Folha de S. Paulo


Você já foi a Cuba?

Aproxima-se a data da chegada do papa Francisco a Cuba. A visita já é considerada histórica, porque acontece no calor das recém-recuperadas relações diplomáticas entre Cuba e Estados Unidos, um processo de aproximação no qual o bispo de Roma parece ter tido uma participação decisiva e do qual ele quer estar mais próximo com sua presença física nos dois territórios, antigos adversários, agora em vizinhança mais cordial.

Coincidindo com a chegada do Sumo Pontífice, chegarão a Havana milhares de viajantes (a delegação vaticana e muitos religiosos; jornalistas de todo o mundo, peregrinos e curiosos) que farão de Cuba, por esses dias, um dos centros de atração universal.

Mas é que viajar a Cuba, como o papa fará, está definitivamente na moda. Como eu disse em outro comentário, o degelo das relações entre Washington e Havana é parcialmente responsável por esse aumento do interesse pela ilha, pois há muitos que viajam para ver o que ainda é o país que, segundo pensam, em pouco tempo deixará de sê-lo, diante do impacto de uma relação econômica e social mais fluida com seu avassalador vizinho do norte.

Outros viajam pelas mesmas razões de sempre: um ambiente de segurança para o visitante, um clima maravilhoso, um sistema social cheio de peculiaridades e resquícios do século passado, homens e mulheres belos que, além disso, muitas vezes são cultos e gentis. Quase um parque temático.

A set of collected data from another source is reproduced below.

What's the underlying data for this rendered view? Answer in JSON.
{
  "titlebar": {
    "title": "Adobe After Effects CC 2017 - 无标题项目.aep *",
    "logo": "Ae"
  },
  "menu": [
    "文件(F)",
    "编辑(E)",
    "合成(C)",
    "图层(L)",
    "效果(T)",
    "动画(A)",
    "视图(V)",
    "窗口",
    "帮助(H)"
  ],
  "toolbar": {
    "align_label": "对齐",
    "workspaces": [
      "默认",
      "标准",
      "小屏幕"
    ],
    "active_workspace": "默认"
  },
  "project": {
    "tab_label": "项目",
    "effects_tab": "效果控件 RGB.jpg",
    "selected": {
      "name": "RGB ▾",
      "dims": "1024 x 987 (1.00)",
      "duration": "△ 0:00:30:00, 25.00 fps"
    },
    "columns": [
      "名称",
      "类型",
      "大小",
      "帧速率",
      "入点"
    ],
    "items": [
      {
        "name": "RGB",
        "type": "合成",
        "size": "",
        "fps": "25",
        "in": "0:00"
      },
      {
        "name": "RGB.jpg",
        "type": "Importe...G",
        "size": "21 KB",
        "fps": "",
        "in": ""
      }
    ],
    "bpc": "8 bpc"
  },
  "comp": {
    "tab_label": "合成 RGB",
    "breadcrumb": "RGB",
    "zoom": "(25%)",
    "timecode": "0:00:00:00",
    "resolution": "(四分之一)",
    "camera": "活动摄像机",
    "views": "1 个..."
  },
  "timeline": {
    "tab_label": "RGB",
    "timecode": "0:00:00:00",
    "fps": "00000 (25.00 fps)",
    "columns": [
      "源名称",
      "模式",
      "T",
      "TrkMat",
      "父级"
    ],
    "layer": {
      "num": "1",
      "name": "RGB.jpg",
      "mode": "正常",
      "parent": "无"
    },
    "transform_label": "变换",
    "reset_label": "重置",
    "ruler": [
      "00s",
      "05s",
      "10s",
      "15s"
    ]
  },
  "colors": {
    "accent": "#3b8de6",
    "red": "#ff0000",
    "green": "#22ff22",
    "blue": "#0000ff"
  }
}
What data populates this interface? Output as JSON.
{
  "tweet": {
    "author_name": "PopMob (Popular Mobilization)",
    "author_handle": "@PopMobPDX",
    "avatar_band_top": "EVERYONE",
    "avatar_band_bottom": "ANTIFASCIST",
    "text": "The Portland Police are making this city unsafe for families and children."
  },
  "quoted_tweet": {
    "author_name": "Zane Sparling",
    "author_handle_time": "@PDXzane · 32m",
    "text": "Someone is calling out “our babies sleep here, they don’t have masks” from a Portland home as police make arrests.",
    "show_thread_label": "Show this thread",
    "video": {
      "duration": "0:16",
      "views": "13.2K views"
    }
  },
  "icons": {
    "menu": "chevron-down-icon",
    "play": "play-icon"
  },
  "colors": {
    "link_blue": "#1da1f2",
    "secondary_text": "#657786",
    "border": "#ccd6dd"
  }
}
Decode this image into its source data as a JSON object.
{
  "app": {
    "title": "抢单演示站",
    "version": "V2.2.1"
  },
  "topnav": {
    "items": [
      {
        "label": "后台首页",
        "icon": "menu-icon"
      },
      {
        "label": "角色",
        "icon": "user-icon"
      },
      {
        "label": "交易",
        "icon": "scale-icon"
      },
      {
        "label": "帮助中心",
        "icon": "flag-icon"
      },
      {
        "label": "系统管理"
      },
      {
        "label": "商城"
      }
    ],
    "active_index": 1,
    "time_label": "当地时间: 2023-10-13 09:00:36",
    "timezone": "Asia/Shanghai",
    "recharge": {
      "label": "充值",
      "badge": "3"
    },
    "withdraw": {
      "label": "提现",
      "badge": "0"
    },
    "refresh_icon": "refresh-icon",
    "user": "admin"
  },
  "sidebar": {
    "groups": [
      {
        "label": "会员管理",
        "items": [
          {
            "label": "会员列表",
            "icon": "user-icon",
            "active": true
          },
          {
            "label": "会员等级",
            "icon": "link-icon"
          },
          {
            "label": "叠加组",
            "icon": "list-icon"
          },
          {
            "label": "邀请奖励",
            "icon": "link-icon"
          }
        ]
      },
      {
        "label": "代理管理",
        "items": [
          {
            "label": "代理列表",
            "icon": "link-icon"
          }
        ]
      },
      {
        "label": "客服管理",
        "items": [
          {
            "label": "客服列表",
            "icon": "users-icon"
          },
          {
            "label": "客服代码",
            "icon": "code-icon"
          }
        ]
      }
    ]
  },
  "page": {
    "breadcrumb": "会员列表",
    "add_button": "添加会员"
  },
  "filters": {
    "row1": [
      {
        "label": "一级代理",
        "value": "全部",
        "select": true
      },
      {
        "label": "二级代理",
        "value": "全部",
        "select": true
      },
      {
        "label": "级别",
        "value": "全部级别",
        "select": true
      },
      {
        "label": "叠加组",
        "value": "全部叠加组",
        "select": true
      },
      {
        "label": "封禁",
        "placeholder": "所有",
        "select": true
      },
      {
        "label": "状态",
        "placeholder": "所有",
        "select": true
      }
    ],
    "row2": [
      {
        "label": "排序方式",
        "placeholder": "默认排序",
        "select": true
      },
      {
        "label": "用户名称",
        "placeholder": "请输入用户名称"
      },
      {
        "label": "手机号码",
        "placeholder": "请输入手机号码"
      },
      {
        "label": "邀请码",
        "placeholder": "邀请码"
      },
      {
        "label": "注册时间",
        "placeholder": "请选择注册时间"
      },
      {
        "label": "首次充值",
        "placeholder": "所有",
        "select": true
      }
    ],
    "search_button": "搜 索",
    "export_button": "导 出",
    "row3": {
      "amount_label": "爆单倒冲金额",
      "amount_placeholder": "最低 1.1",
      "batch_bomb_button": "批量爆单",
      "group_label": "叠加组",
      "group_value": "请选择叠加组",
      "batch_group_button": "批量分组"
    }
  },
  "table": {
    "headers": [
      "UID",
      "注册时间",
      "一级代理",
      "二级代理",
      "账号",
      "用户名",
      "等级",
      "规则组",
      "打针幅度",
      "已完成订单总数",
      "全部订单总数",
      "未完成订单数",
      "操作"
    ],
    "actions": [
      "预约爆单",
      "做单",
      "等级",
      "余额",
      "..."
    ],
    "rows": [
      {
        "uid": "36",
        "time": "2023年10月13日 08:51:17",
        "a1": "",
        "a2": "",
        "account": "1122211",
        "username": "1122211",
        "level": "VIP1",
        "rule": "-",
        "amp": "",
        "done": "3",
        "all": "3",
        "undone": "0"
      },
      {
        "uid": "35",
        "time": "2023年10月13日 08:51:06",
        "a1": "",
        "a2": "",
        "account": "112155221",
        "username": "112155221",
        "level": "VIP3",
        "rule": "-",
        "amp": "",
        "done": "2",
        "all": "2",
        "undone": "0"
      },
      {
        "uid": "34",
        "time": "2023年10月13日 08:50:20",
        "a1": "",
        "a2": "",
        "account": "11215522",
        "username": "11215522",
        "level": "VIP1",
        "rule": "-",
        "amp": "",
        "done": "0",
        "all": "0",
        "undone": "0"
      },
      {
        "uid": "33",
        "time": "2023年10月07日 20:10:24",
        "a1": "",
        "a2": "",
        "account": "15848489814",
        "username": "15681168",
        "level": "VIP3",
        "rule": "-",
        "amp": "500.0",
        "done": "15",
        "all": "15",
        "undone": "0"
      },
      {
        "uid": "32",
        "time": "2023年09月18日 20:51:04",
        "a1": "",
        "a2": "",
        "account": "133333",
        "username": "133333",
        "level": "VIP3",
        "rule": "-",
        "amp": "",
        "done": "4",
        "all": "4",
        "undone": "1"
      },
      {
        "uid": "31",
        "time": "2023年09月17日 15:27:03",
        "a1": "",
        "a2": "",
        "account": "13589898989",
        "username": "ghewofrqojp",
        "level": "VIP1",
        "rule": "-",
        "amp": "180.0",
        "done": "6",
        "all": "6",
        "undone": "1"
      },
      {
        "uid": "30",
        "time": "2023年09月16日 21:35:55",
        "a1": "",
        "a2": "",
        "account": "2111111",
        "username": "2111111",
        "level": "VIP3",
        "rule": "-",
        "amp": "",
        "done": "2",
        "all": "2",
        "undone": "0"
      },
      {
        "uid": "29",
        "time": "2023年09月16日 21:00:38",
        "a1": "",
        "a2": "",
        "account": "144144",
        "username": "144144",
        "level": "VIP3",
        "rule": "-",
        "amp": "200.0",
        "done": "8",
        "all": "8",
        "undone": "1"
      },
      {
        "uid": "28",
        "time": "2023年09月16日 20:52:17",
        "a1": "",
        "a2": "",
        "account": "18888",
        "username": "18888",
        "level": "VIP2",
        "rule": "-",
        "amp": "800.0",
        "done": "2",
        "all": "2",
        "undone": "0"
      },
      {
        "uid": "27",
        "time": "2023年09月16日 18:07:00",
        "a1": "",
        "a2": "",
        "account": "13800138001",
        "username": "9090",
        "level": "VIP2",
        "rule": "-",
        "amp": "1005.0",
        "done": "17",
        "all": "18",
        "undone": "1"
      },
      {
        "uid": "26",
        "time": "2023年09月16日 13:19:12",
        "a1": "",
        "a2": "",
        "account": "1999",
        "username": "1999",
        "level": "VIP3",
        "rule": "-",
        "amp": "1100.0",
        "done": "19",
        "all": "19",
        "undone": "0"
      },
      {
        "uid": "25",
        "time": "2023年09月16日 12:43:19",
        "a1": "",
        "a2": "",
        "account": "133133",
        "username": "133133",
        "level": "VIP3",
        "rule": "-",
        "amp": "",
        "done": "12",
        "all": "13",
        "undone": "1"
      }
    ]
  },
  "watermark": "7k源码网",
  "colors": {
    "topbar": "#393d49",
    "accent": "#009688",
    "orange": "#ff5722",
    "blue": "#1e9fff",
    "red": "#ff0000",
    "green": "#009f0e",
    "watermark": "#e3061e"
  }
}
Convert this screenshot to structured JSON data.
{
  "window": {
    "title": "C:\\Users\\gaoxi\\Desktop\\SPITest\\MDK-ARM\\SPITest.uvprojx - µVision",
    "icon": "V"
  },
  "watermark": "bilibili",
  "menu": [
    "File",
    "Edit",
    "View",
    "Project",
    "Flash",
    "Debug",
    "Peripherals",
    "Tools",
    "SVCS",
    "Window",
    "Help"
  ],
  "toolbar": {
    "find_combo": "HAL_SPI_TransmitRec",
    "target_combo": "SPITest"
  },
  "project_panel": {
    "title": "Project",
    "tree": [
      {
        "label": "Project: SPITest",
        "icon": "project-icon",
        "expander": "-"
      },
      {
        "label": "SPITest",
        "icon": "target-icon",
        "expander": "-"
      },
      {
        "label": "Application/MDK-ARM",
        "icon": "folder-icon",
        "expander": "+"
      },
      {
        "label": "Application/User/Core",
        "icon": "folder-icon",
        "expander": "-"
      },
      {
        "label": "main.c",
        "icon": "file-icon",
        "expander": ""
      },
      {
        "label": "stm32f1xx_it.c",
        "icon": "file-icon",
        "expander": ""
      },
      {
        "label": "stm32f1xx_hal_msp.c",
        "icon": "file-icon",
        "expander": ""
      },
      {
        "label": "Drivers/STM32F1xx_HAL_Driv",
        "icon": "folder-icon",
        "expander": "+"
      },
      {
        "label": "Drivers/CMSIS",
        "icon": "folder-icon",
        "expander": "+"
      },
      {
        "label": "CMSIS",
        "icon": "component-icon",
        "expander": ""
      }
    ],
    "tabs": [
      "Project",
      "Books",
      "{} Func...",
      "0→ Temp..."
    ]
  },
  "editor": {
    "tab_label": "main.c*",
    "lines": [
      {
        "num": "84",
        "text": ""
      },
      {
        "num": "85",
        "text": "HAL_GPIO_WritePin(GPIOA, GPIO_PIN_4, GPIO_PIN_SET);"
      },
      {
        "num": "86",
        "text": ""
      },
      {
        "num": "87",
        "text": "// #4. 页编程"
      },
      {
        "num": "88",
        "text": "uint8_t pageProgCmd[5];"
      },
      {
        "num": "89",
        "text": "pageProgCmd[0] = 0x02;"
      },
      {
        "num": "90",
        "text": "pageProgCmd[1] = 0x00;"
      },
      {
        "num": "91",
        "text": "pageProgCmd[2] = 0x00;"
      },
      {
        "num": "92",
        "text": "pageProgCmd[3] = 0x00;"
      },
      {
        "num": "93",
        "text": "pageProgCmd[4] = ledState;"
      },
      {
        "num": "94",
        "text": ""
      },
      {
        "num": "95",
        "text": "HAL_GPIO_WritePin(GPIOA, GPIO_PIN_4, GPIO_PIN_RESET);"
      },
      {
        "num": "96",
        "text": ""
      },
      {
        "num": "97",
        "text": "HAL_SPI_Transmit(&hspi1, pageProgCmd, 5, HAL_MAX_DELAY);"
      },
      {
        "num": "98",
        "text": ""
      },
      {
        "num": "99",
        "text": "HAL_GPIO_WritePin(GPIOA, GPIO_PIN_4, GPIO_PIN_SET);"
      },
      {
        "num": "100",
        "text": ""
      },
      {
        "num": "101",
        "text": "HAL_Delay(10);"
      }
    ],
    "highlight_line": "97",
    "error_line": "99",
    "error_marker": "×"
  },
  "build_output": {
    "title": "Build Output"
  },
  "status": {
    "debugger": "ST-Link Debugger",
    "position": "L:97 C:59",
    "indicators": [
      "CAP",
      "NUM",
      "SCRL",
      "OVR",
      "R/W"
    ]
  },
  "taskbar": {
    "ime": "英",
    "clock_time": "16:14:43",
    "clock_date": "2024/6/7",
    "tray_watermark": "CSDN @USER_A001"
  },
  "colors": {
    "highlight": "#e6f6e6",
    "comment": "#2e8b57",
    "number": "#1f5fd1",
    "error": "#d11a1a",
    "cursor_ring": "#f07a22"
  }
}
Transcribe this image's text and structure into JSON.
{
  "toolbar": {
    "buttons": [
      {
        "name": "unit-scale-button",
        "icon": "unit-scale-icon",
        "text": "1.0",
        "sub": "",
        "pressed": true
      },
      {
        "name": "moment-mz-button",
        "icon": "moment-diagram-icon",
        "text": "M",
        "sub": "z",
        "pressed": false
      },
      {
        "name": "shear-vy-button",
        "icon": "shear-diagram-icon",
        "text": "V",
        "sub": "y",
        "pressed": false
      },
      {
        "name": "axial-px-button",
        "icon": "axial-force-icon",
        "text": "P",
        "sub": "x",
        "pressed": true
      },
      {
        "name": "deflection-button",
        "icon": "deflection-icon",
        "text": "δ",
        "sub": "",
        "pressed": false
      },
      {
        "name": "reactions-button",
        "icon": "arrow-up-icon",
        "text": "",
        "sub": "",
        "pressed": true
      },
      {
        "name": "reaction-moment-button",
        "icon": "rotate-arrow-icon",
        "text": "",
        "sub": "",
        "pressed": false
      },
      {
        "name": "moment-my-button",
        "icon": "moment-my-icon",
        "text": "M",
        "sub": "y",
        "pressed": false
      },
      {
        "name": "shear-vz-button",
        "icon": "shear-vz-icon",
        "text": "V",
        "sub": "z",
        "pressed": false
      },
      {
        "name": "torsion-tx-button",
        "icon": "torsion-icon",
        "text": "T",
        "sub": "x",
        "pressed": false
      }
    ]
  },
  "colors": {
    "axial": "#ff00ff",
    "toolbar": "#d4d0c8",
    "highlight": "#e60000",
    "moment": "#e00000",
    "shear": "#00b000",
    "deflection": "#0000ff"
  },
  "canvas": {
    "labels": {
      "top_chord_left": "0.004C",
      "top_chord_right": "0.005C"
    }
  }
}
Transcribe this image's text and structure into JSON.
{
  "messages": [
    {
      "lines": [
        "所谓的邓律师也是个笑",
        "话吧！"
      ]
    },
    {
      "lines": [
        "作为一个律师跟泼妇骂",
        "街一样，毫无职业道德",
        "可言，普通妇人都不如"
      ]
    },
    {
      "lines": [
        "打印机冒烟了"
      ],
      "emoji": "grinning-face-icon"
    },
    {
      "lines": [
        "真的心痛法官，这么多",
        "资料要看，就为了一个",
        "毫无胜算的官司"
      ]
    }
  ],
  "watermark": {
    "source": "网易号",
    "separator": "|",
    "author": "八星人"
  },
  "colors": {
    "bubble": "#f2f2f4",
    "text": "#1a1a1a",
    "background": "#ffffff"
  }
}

A tendência de alta do mercado turístico cubano é confirmada por dados recentes segundo os quais 2,1 milhões de turistas haviam visitado o país até julho deste ano. Em julho, chegaram 266,8 mil visitantes, um aumento de 26% em relação ao mesmo mês do ano anterior.

Assim, se em 2014 Cuba pela primeira vez alcançou o número de 3 milhões de visitantes de outros países, este ano deve superar com folga essa cifra, já considerável para as condições físicas do país.

A informação consultada não esclarece se os números divulgados incluem os norte-americanos que passaram por Cuba nos mesmos meses, pois não são considerados oficialmente turistas, e sim visitantes vindos com licenças especiais concedidas por seu governo (acadêmicas, religiosas, comerciais...).

Seja como for, a aparentemente iminente revogação da lei que impede os americanos de fazer turismo na ilha socialista vai acrescentar números importantes às cifras já citadas. Quantos estrangeiros poderão vir a Cuba? Quatro, cinco ou seis milhões, como apostaram alguns?

A partir desses números concretos e de previsões nada descabidas, o que vem acontecendo em um país que até John Kerry e o Papa visitam (será que Obama também virá?) gera algumas perguntas do tipo mais comum e corrente: onde esses visitantes vão se hospedar, se uma cidade como Havana já tem seus poucos hotéis quase sempre lotados?

O que acontecerá nos aeroportos cubanos se, hoje, alguém que acaba de desembarcar no de Havana precisa esperar duas ou até três horas em condições bastante inóspitas para recuperar sua bagagem?

Haverá água engarrafada suficiente para matar a sede de tantas pessoas, quando às vezes ela falta nos mercados estatais que vendem por divisas e onde às vezes tampouco há cervejas cubanas, apenas hondurenhas?

A economia cubana precisa hoje de duas coisas fundamentais: precisa que chova muito e precisa de muito dinheiro. O turismo parece garantir para este ano uma receita de US$ 2,7 bilhões.

Quanto disso será reinvestido no desenvolvimento desse mesmo setor, na modernização de infraestruturas tão básicas e vitais quanto esses aeroportos, onde o recém-chegado desmaia em longas esperas sem poder sequer comprar uma garrafinha de água?

Quem sabe com a mediação do Papa a carência de chuva de que sofre o país apresenta alguma melhora. O resto... O resto depende de muitos fatores, e o primeiro deles é a capacidade dos estrategistas cubanos de desenvolver uma dinâmica econômica e de investimentos eficiente e atraente pela qual o país clama –uma eficiência e um realismo que oxalá cheguem logo, para o bem de todos.